Ahmt die elektronische Kunst den idiotischen Zeitgeist "In kürzester Zeit immer mehr und schneller" nach, dann jagt sie auch pro Sekunde immer mehr und mehr Worte und Bilder immer schneller durch den Bildschirm – nur weil das technisch machbar ist – obwohl es eigentlich idiotisch ist: denn nach einigen Sekunden, weiß man – wenn die Töne und Bilder nur so vorbeirasen – gar nicht mehr, was man gehört und gesehen hat.

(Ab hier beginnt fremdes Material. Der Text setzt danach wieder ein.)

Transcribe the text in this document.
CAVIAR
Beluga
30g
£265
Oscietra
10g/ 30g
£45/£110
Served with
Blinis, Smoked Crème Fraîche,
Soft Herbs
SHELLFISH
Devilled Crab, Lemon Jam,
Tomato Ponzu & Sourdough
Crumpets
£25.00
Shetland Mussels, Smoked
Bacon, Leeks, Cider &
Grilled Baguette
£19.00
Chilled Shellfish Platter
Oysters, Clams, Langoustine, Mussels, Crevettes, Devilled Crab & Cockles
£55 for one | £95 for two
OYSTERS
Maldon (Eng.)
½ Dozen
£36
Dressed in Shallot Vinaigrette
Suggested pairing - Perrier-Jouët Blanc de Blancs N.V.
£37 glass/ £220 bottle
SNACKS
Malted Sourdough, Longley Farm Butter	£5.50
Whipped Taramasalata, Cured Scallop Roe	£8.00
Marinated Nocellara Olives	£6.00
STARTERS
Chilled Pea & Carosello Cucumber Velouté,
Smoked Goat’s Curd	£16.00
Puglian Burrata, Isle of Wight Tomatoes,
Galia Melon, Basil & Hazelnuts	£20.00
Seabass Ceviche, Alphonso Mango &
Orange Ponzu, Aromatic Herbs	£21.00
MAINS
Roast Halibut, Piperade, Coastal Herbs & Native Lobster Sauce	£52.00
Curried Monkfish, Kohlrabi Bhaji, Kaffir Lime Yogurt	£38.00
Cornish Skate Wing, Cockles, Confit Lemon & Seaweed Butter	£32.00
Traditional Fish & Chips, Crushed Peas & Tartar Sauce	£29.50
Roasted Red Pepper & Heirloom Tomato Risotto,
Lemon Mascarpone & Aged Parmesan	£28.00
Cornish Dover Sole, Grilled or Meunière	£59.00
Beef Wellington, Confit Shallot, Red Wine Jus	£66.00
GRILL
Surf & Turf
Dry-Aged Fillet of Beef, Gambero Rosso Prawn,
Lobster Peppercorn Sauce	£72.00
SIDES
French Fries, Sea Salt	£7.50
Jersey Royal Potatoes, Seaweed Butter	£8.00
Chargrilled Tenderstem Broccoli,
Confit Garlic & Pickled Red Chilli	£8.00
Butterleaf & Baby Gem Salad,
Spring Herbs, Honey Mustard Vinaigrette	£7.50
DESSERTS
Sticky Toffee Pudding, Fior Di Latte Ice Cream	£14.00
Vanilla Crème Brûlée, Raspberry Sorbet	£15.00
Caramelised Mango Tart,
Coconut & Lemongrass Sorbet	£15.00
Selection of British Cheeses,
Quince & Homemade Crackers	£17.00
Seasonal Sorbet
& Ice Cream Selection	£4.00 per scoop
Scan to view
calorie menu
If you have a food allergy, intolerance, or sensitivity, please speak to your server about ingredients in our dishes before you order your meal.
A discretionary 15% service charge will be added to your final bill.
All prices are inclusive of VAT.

Diese Idiotie, alles zu machen, was technisch machbar ist und sei es noch so idiotisch – ist nicht nur eine Geisteskrankheit der elektronischen Kunst – sondern eine, die schon die längste Zeit im zwanzigsten Jahrhundert ihr Unwesen getrieben hat und deren Folgen das Ozonloch und die Umweltverschmutzung sind! Aus dieser Idiotie sollte die elektronische Kunst was lernen, indem sie nicht alles macht was technisch machbar ist – sondern sich vorher fragt, ob es auch sinnvoll ist – alle Sekunden eine Unzahl von Tönen und Bildern durch den Bildschirm rasen zu lassen – ist jedenfalls idiotisch: weil nach kurzer Zeit niemand mehr weiß, was er gesehen oder gehört hat! Was ich so idiotisch finde ist: daß bei den Ausstellungen über elektronische Kunst – die größte Aufmerksamkeit all dem gilt, was schon wieder technisch machbar ist – aber leider nie der entscheidenden Frage – ist das Machbare auch gut für die Menschen oder ist es schädlich? Schädlich ist dieses Bombardieren mit Krach und rasenden Bildern schon allein deshalb: weil die Quantität der Wahrnehmung zunimmt – die Tiefe und die Intensität also die Qualität der Wahrnehmung abnimmt! Die Abnahme der Qualität ist idiotisch!! Diese Idiotie der elektronischen Kunst bekümmert und schmerzt mich deswegen zutiefst, weil ich einer Sparte der elektronischen Kunst – nämlich der Videokunst zum Licht der Welt verholfen habe und deshalb auch um ihre weitere Entwicklung besorgt bin! So ist mein persönlicher Beitrag zu ihrer Entwicklung ein kritischer und konstruktiver: Indem ich die Idioten des Zeitgeistes nicht nachmache – wie zum einen dieses gedankenlose Machen von allem, was technisch machbar ist und zum anderen dieses Bombardieren mit immer mehr Krach und rasenden Bildern – sondern dieser Idiotie etwas entgegensetze: Die elektronischen Göttinnen der Stille, Konzentration und Langsamkeit!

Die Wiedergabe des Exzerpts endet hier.